The study authors noted that 41.5 percent (1,956 patients) of the study cohort healed at three months and 64 percent (3,012 patients) healed at 12 months.1 Knee-high offloading was a consistently positive factor for healing in both groups, according to Zhang and colleagues.

“This again shows the importance of good quality offloading in helping drive positive healing outcomes,” maintains Dr. Armstrong. “This supports the work of Wu and colleagues from 2008 showing that most centers that purport to be limb preservation centers often do not employ good quality offloading as much as they should.2 This remains a great opportunity for improvement.”

Dr.
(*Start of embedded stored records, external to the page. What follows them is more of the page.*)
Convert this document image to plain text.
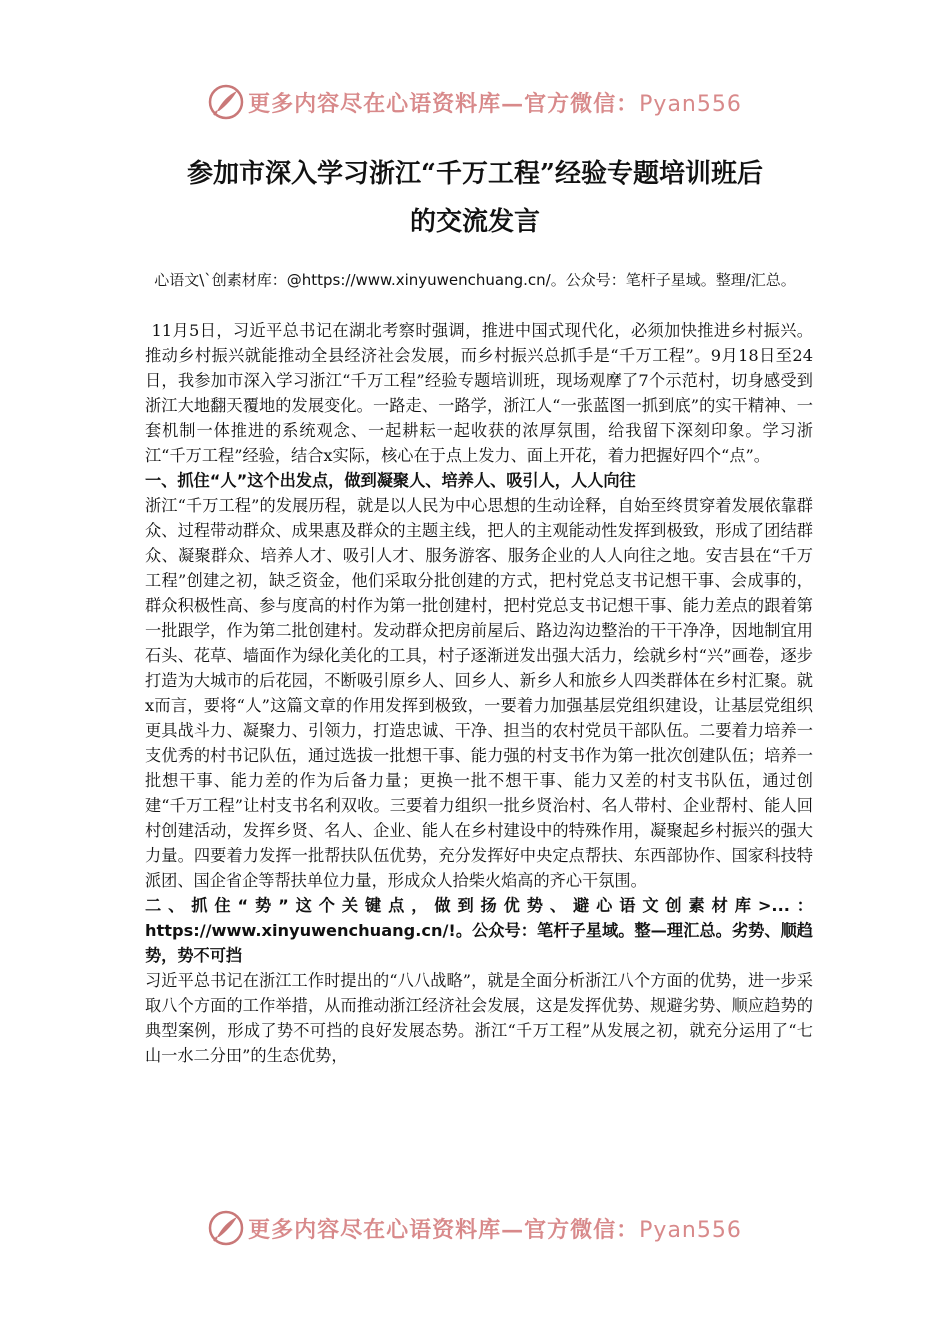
更多内容尽在心语资料库—官方微信：Pyan556
参加市深入学习浙江“千万工程”经验专题培训班后
的交流发言

心语文\`创素材库：@https://www.xinyuwenchuang.cn/。公众号：笔杆子星域。整理/汇总。

11月5日，习近平总书记在湖北考察时强调，推进中国式现代化，必须加快推进乡村振兴。推动乡村振兴就能推动全县经济社会发展，而乡村振兴总抓手是“千万工程”。9月18日至24日，我参加市深入学习浙江“千万工程”经验专题培训班，现场观摩了7个示范村，切身感受到浙江大地翻天覆地的发展变化。一路走、一路学，浙江人“一张蓝图一抓到底”的实干精神、一套机制一体推进的系统观念、一起耕耘一起收获的浓厚氛围，给我留下深刻印象。学习浙江“千万工程”经验，结合x实际，核心在于点上发力、面上开花，着力把握好四个“点”。

一、抓住“人”这个出发点，做到凝聚人、培养人、吸引人，人人向往

浙江“千万工程”的发展历程，就是以人民为中心思想的生动诠释，自始至终贯穿着发展依靠群众、过程带动群众、成果惠及群众的主题主线，把人的主观能动性发挥到极致，形成了团结群众、凝聚群众、培养人才、吸引人才、服务游客、服务企业的人人向往之地。安吉县在“千万工程”创建之初，缺乏资金，他们采取分批创建的方式，把村党总支书记想干事、会成事的，群众积极性高、参与度高的村作为第一批创建村，把村党总支书记想干事、能力差点的跟着第一批跟学，作为第二批创建村。发动群众把房前屋后、路边沟边整治的干干净净，因地制宜用石头、花草、墙面作为绿化美化的工具，村子逐渐迸发出强大活力，绘就乡村“兴”画卷，逐步打造为大城市的后花园，不断吸引原乡人、回乡人、新乡人和旅乡人四类群体在乡村汇聚。就x而言，要将“人”这篇文章的作用发挥到极致，一要着力加强基层党组织建设，让基层党组织更具战斗力、凝聚力、引领力，打造忠诚、干净、担当的农村党员干部队伍。二要着力培养一支优秀的村书记队伍，通过选拔一批想干事、能力强的村支书作为第一批次创建队伍；培养一批想干事、能力差的作为后备力量；更换一批不想干事、能力又差的村支书队伍，通过创建“千万工程”让村支书名利双收。三要着力组织一批乡贤治村、名人带村、企业帮村、能人回村创建活动，发挥乡贤、名人、企业、能人在乡村建设中的特殊作用，凝聚起乡村振兴的强大力量。四要着力发挥一批帮扶队伍优势，充分发挥好中央定点帮扶、东西部协作、国家科技特派团、国企省企等帮扶单位力量，形成众人拾柴火焰高的齐心干氛围。

二、抓住“势”这个关键点，做到扬优势、避心语文创素材库>...：https://www.xinyuwenchuang.cn/!。公众号：笔杆子星域。整—理汇总。劣势、顺趋势，势不可挡

习近平总书记在浙江工作时提出的“八八战略”，就是全面分析浙江八个方面的优势，进一步采取八个方面的工作举措，从而推动浙江经济社会发展，这是发挥优势、规避劣势、顺应趋势的典型案例，形成了势不可挡的良好发展态势。浙江“千万工程”从发展之初，就充分运用了“七山一水二分田”的生态优势，

更多内容尽在心语资料库—官方微信：Pyan556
Wu says practical limitations that may thwart the use of knee-high offloading include patients refusing to pay for these offloading devices, iatrogenic limb length discrepancy leading to antalgic gait, balance issues, knee, hip or lower back pain, and falls. She does agree that there needs to be more consistent use of effective offloading in the management of patients with DFUs.

“Studies have shown that shoe padding or modifications are one of the most common types of offloading employed for DFUs.2,3 There is definitely room for improvement there,” notes Dr. Wu, the Director of the Center for Lower Extremity Ambulatory Research (CLEAR) in Chicago and the founding Vice President of ALPS.

References

  1. Zhang Y, Crumb S, McPhail SM, et al. Factors associated with healing of diabetes-related foot ulcers: observations from a large prospective real-world cohort. Diabetes Care. 2021;44:e1-e3. https://doi.org/10.2337/dc20-3120. Online ahead of print.
  2. Wu SC, Jensen JL, Weber AK, Robinson DE, Armstrong DG. Use of pressure offloading devices in diabetic foot ulcers: do we practice what we preach? Diabetes Care. 2008;31(11):2118-9.
  3. Fleischli JG, Lavery LA, Vela SA, Ashry H, Lavery DC. 1997 William J Stickel Bronze Award. Comparison of strategies for reducing pressure at the site of neuropathic ulcers. J Am Podiatr Med Assoc. 1997;87(10):466-472.